Meningkatnya eksploitasi dan kerawanan ekonomi dalam hal ini membangkitkan
kemarahan moral tetapi tidak menimbulkan pemberontakan. Alasan utama di balik
pemberontakan pertanian di Asia Tenggara bukanlah kurangnya eksploitasi, tetapi ancaman
kematian dari pemberontak negara dan elit pedesaan. Bagi petani Penyewa dan buruh tani
Filipina di Luzon Tengah peristiwa tahun 1930 dan 1950 membuat mereka kapok.

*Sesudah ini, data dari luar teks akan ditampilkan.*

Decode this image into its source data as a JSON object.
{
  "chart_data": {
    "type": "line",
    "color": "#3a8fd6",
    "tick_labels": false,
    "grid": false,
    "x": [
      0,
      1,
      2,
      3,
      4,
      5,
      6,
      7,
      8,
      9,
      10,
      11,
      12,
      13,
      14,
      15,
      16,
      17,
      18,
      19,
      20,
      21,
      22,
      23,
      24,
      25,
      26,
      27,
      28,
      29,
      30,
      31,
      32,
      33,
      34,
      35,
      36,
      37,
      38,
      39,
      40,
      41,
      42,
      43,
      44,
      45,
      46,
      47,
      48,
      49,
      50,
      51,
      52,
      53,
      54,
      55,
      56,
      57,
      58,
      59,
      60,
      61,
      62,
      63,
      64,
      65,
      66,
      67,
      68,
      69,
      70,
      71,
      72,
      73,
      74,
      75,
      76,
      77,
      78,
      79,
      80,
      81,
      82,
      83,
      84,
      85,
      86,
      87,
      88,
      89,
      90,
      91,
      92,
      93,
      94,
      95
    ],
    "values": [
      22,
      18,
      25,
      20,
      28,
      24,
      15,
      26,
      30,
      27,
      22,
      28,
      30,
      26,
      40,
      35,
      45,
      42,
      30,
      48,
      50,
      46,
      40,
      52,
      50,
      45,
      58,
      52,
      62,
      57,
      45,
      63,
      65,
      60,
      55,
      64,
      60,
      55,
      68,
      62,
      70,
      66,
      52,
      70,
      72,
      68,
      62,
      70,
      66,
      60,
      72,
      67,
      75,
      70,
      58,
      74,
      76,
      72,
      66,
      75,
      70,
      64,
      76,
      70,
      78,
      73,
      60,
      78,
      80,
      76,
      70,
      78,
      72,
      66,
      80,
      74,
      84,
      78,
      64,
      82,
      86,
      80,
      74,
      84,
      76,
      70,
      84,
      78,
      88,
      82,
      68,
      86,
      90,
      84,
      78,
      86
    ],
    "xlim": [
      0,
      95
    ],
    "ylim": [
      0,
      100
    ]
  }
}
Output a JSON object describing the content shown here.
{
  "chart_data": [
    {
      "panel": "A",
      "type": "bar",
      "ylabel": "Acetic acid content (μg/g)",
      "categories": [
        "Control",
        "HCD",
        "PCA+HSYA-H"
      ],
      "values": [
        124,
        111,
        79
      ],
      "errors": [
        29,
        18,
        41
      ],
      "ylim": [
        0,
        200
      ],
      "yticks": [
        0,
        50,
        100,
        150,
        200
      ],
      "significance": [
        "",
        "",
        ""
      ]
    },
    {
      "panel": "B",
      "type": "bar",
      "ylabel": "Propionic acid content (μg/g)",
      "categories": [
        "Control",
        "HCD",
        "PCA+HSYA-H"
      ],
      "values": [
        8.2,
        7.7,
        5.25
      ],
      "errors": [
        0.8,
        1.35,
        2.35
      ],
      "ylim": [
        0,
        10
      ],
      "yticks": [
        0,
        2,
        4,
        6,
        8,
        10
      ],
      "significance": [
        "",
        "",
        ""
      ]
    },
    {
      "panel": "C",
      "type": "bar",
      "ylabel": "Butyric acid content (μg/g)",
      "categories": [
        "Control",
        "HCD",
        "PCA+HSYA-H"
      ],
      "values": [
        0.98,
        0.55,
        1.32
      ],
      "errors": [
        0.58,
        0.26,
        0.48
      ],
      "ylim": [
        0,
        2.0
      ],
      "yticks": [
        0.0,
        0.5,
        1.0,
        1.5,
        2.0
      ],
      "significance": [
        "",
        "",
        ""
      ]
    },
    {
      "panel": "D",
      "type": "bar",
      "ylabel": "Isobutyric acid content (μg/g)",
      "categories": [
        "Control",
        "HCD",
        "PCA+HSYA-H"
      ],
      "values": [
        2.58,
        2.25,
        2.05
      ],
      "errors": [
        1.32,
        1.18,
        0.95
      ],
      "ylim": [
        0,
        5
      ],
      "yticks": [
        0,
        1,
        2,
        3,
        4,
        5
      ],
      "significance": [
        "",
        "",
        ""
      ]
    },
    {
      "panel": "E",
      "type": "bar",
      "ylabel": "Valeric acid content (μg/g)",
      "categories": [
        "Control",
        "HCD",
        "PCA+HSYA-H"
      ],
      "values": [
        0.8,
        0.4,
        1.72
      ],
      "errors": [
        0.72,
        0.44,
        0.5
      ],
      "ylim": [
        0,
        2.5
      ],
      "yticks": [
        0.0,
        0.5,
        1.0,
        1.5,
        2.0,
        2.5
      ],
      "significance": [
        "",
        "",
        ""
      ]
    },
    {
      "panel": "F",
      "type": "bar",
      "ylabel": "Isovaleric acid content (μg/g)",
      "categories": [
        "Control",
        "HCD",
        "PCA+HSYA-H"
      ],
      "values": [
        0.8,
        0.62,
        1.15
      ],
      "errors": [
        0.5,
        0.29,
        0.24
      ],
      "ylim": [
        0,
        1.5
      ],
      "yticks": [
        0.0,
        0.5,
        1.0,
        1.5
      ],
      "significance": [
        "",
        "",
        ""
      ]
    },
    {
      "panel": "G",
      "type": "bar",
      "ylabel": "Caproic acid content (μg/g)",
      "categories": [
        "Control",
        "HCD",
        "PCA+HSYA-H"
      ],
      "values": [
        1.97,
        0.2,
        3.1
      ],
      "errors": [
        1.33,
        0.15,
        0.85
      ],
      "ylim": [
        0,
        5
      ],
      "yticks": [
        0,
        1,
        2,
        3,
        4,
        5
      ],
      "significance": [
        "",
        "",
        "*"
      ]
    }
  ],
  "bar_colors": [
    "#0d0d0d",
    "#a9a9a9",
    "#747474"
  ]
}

Dalam keadaan tertentu, kita dapat menilai efek jera dari paksaan dengan melihat apa
yang terjadi ketika paksaan dihilangkan. Negara dan elit pemilik tanah memahami
kemungkinan konsekuensi dari peningkatan eksploitasi, dan kesadaran ini tercermin dalam
peningkatan kekuatan koersif mereka. Dalam hal ini, nilai-nilai yang dianut oleh kelompok
tertindas menjadi salah satu ujian untuk memastikan perlawanan simbolis mereka terhadap
nilai dan ajaran elit.
Di Luzon Tengah, istilah Kasama berarti sederajat dalam perjanjian bagi hasil. Istilah
ini semakin disalahgunakan. Mereka menganggap itu tidak pantas karena hubungan antara
pemilik dan penyewa tidak bisa dianggap setara. Para petani menganggap sistem bagi hasil
tidak adil. Nyanyian rakyat menjadi salah satu jurang pemisah. Lagu tersebut berisi kritik keras
terhadap hubungan buruh tani dan pemilik tanah. Kepercayaan pada mitos dan agama juga
mengubah pandangan para petani. Terkadang apa yang diyakini kelas bawah bertentangan
dengan elit. Pada dasarnya, ada jarak simbolis antara kaum elit dan petani. Dari
peribahasa, nyanyian rakyat, sejarah lisan, legenda, lelucon, bahasa, ritual dan agama.